Kolumne

"Wider die Monokultur"

15.11.1996

Nicht etwa aufgrund seiner innovativen Produkte hat Microsoft eine Marktposition erreicht, die immer stärker der einer IBM früherer Tage gleicht. Nein, die Branche wird deshalb immer abhängiger von der Gates-Company, weil es sich die meisten Hersteller schon frühzeitig im Microsoft-Bett bequem gemacht haben: Größen wie Digital, Compaq, SNI, die Software AG oder SAP stellen die eigene Strategie auf die Basis von Microsoft-Produkten.

Die einzigen, die noch versuchen, dem etwas entgegenzusetzen, heißen Sun, Oracle, Netscape und IBM. Abgesehen von Suns Java haben aber auch die letzten Aufrechten relativ wenig vorzuweisen. Außerdem kann Sun-Chef Scott McNealy sich nicht damit begnügen, Java als das Allheilmittel gegen monolithische Softwareprogramme zu propagieren. Seine Company muß profitabel arbeiten und deshalb vor allem Hardware verkaufen. Hier kämpft Sun mit Sparc an der Prozessorfront gegen Intel und den Rest der RISC-CPU-Welt. Auf dem Workstation-Markt wogt die Schlacht ebenfalls hin und her. Auch Mitstreiter Oracle hat wenig Handfestes zu bieten. Als unbestrittener Marktführer im Geschäft mit relationalen Datenbanken tut Unternehmensgründer Larry Ellison alles, um diese Dominanz zu erhalten, und wenig, um Alternativen zu den Produkten von Microsoft zu schaffen. Die Tools seines Hauses haben in erster Linie die eigene Datenbank als Zielplattform, das Workgroup-Produkt Interoffice ebenfalls. Dem Plan, mit Interoffice eine Applikationssuite für den von Ellison propagierten Network Computer zu schaffen, räumen Experten wenig Chancen ein. Umstritten sind auch die Erfolgsaussichten des NCs selbst.

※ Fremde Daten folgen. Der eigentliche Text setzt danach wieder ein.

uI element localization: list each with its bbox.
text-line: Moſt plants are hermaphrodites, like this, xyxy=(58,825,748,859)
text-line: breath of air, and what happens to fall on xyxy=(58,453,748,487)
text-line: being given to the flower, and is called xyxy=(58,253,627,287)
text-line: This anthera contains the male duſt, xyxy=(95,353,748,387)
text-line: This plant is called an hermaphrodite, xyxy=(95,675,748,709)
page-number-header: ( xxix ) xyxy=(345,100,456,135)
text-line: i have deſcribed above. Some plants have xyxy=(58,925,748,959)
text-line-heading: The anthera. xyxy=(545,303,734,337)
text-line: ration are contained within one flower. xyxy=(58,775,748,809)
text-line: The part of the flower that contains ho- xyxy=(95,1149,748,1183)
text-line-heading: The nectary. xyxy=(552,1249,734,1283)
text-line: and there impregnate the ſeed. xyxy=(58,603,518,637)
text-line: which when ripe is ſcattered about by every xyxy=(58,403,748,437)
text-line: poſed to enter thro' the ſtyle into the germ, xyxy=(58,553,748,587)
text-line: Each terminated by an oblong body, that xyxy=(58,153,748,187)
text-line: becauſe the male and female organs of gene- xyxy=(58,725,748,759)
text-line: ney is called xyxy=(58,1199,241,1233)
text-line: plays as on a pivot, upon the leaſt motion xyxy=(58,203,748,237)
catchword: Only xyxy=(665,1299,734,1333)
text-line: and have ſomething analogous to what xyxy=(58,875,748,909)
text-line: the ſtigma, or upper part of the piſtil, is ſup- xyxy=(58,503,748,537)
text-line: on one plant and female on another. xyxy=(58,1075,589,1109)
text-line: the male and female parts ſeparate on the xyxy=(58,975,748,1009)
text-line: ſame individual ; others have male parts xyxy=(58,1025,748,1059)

Und schließlich droht auch Netscape abgefangen zu werden, seit Gates - zwar noch mit Reibungsverlusten in der eigenen Organisation - das Internet-Rad zu drehen versucht. Die jüngsten Attacken führten sogar soweit, daß der Browser-König in der vergangenen Woche seine Investoren vor möglichen Gewinneinbrüchen warnen mußte.

Während Sun, Oracle und Netscape dem Softwareriesen aus Redmond wenigstens Paroli bieten, ergeben sich andere wichtige Anbieter blind der Übermacht von Gates. Sie tragen dazu bei, daß die DV-Landschaft zu einer Monokultur verkommt, in der nur eine einzige Company das Tempo des Fortschritts bestimmt.